I would come in a shirt of hair
I would come with a lamp in the night
And sit at the foot of your stair;
I would flog myself until I bled,
And after hour on hour of prayer
And torture and delight
Until my blood should ring the lamp
And glisten in the light;
I should arise your neophyte
And then put out the light
To follow where you lead,
To follow where your feet are white
In the darkness toward your bed
And where your gown is white
And against your gown your braided hair.
Then you would take me in
Because I was hideous in your sight
You would take me in without shame
Because I should be dead
And when the morning came
Between your breasts should lie my head.

I would come with a towel in my hand
And bend your head beneath my knees;
Your ears curl back in a certain way
Like no one’s else in all the world.
When all the world shall melt in the sun,
Melt or freeze,
I shall remember how your ears were curled.
I should for a moment linger
And follow the curve with my finger
And your head beneath my knees---
I think that at last you would understand.
There would be nothing more to say.
You would love me because I should have strangled you
And because of my infamy;
And I should love you the more because I mangled you
And because you were no longer beautiful
To anyone but me.
[identity profile] aimlesswanderer.livejournal.com
Collapsing Poem

The woman stands on the front steps, sobbing.
The man stays just inside the house,
leaning against the doorjamb.

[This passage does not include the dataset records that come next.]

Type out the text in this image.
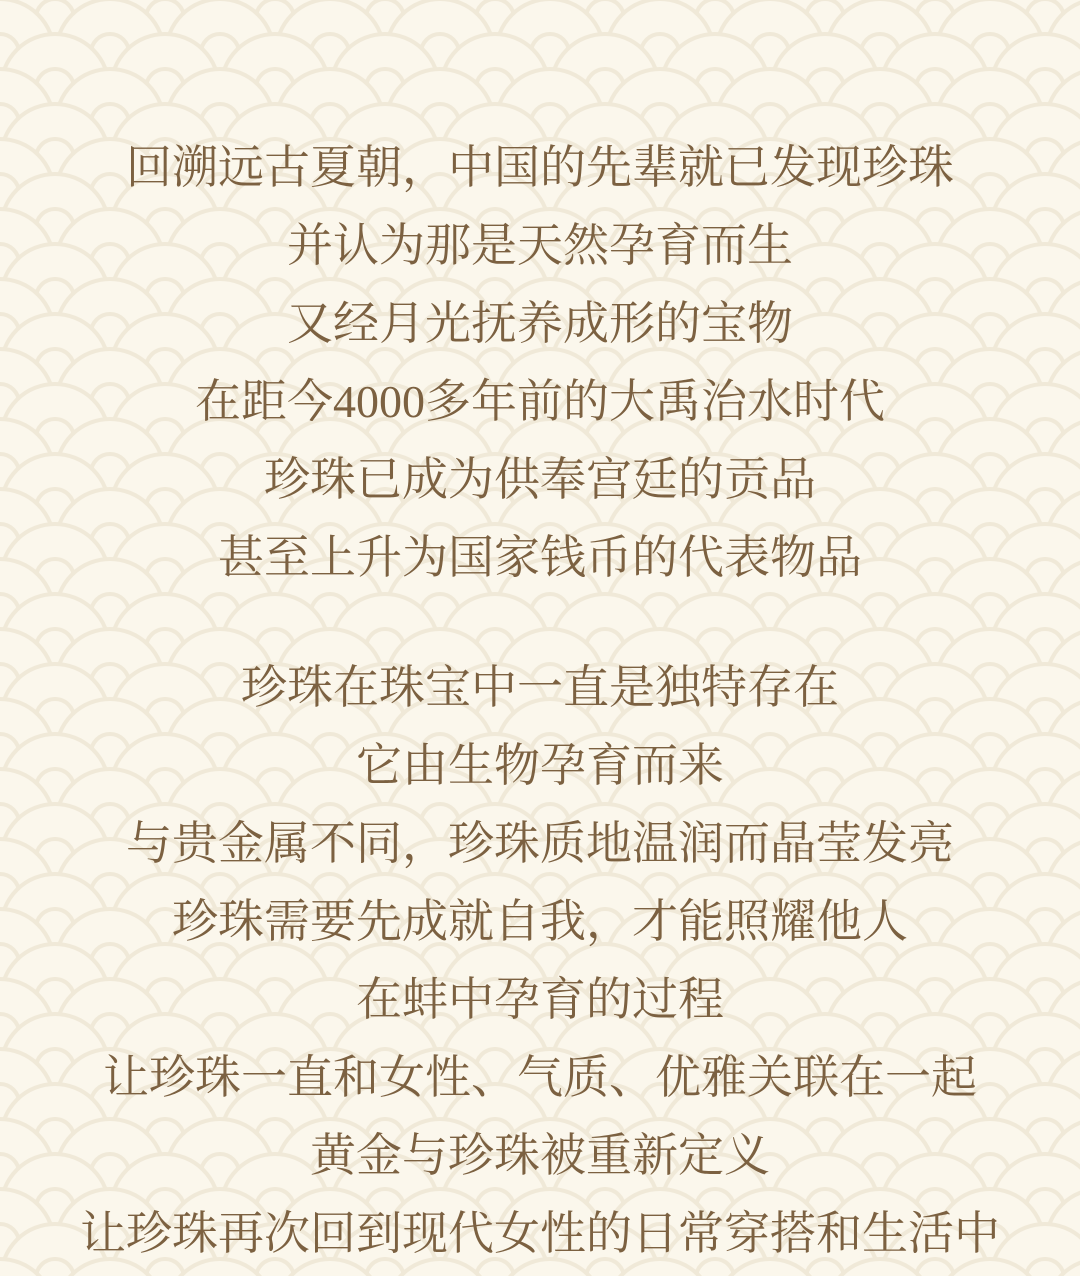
回溯远古夏朝，中国的先辈就已发现珍珠
并认为那是天然孕育而生
又经月光抚养成形的宝物
在距今4000多年前的大禹治水时代
珍珠已成为供奉宫廷的贡品
甚至上升为国家钱币的代表物品
珍珠在珠宝中一直是独特存在
它由生物孕育而来
与贵金属不同，珍珠质地温润而晶莹发亮
珍珠需要先成就自我，才能照耀他人
在蚌中孕育的过程
让珍珠一直和女性、气质、优雅关联在一起
黄金与珍珠被重新定义
让珍珠再次回到现代女性的日常穿搭和生活中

It's late, a wet
fog has left a sheer film over the windows
of cars along the street. The woman is drunk.
She begs the man, but he won't let her in.

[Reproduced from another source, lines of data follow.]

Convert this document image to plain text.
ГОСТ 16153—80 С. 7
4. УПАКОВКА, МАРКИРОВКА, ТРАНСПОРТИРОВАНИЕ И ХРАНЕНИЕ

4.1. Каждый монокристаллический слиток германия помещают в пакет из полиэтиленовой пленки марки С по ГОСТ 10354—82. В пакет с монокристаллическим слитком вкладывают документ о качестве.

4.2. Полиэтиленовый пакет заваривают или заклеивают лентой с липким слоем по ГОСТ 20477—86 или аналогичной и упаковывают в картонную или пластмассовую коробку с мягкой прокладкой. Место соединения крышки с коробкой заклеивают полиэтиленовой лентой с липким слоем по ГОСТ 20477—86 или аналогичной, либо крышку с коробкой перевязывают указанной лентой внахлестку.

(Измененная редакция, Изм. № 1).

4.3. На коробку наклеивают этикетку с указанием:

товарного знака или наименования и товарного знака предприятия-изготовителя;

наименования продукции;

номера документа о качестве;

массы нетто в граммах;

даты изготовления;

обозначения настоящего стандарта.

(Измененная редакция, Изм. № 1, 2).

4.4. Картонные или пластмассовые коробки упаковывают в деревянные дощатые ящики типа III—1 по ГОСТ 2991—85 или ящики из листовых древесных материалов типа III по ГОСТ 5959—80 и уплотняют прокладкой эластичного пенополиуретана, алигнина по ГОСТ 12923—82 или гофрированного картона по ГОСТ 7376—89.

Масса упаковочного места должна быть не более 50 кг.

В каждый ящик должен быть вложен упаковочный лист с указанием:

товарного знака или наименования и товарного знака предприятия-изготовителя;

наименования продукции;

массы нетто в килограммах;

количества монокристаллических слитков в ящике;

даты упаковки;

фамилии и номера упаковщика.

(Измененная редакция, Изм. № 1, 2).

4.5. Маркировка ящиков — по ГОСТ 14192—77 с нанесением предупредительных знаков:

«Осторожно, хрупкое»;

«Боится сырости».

Say it matters what happened between them;
say you can't judge whose fault this all is,
given the lack of context, given your own failures
with those you meant most to love.
Or maybe you don't care about them yet.
Maybe you need some way
to put yourself in the scene, some minor detail
that will make them seem so real you try to enter
this page to keep them from doing
to each other what you've done to someone,
somewhere: think about that for a minute,
while she keeps crying, and he speaks
in a voice so measured and calm he might be
talking to a child frightened by something
perfectly usual: darkness, thunder,
the coldness of the human heart.
But she's not listening, because now
she's hitting him, beating her fists against the chest
she laid her head on so many nights.
And by now, if you've been moved, it's because
you're thinking with regret of the person
this poem set out to remind you of,
and what you want more than anything is what
the man in the poem wants: for her to shut up.
And if you could only drive down that street
and emerge from the fog, maybe you
could get her to stop, but I can't do it.
All I can do is stand at that open door
making things worse. That's my talent,
that's why this poem won't get finished unless
you drag me from it, away from that man;
for Christ's sake, hurry up, just pull up and keep
the motor running and take me wherever you're going.